Auswirkungen auf Allergiker:innen

Stefan Wöhrl, Leiter des Floridsdorfer Allergiezentrums, sieht dramatische Veränderungen für Allergiker:innen: „Verlängerte Pollenflugzeiten, neue Allergene und steigende Belastungen treffen rund 20 Prozent der Bevölkerung. Höhere CO₂- Werte wirken auf Pflanzen wie Dünger, die Pollenmenge steigt und neue Pflanzenarten wie Ragweed breiten sich aus.“ Extremwetterereignisse fördern zudem die Produktion von Schimmelpilzsporen, die häufig Asthma auslösen. „Phänomene wie ‚Thunderstorm Asthma‘ zeigen, wie dramatisch die Folgen sein können“, so Wöhrl.

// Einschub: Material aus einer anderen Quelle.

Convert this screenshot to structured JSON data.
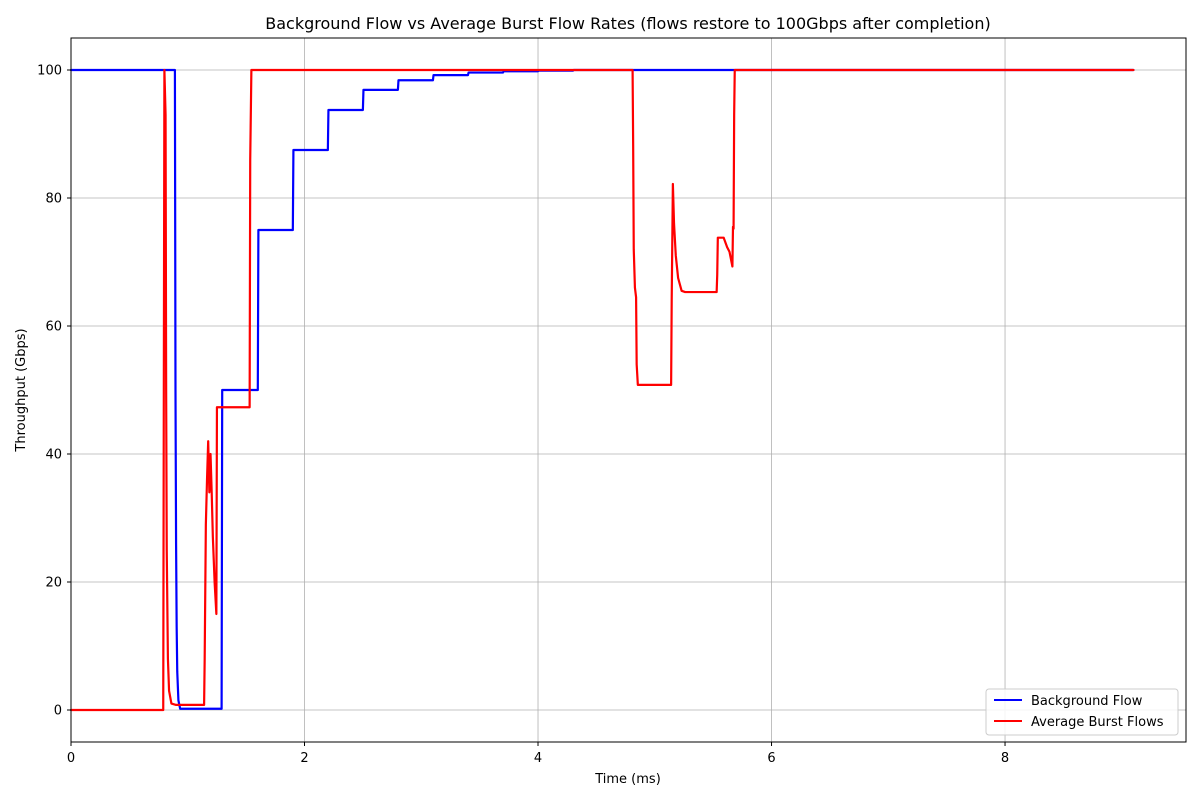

„Klimaschutz ist die beste Investition in unsere Gesundheit – heute und für kommende Generationen.“

Helga Kromp-Kolb, Klimaforscherin

Atopische Erkrankungen, zu denen atopische Dermatitis (Neurodermitis), allergische Rhinokonjunktivitis (Heuschnupfen), allergisches Asthma und Nahrungsmittelallergien zählen, treten häufig gemeinsam auf. Früher sprach man vom „atopischen Marsch“. Heute ist bekannt, dass diese Erkrankungen auch unabhängig voneinander oder gleichzeitig auftreten können, jedoch besteht ein deutlich erhöhtes Risiko, nach einer atopischen Erkrankung weitere zu entwickeln. Die gemeinsame Grundlage dieser Krankheiten ist eine sogenannte Typ-2-Entzündung. „Eine frühzeitige Behandlung, insbesondere durch eine allergenspezifische Immuntherapie, kann den Übergang von Heuschnupfen zu Asthma bei Kindern in bis zu 80 Prozent der Fälle verhindern und die Lebensqualität erheblich verbessern. Digitale Tools wie das Wiener Pollenservice unterstützen Betroffene dabei, ihren Alltag individuell an die aktuelle Pollenbelastung anzupassen“, klärt der Experte auf.

Die vier Expert:innen sind sich einig: Die Klimakrise ist in unserem Alltag angekommen – und sie geht buchstäblich unter die Haut. „Klimaschutz ist die beste Investition in unsere Gesundheit – heute und für kommende Generationen“, fasst Kromp-Kolb zusammen. Die Herausforderungen sind groß, aber mit entschlossenem Handeln auf individueller, gesellschaftlicher und politischer Ebene lassen sich die Risiken begrenzen und die Lebensqualität sichern.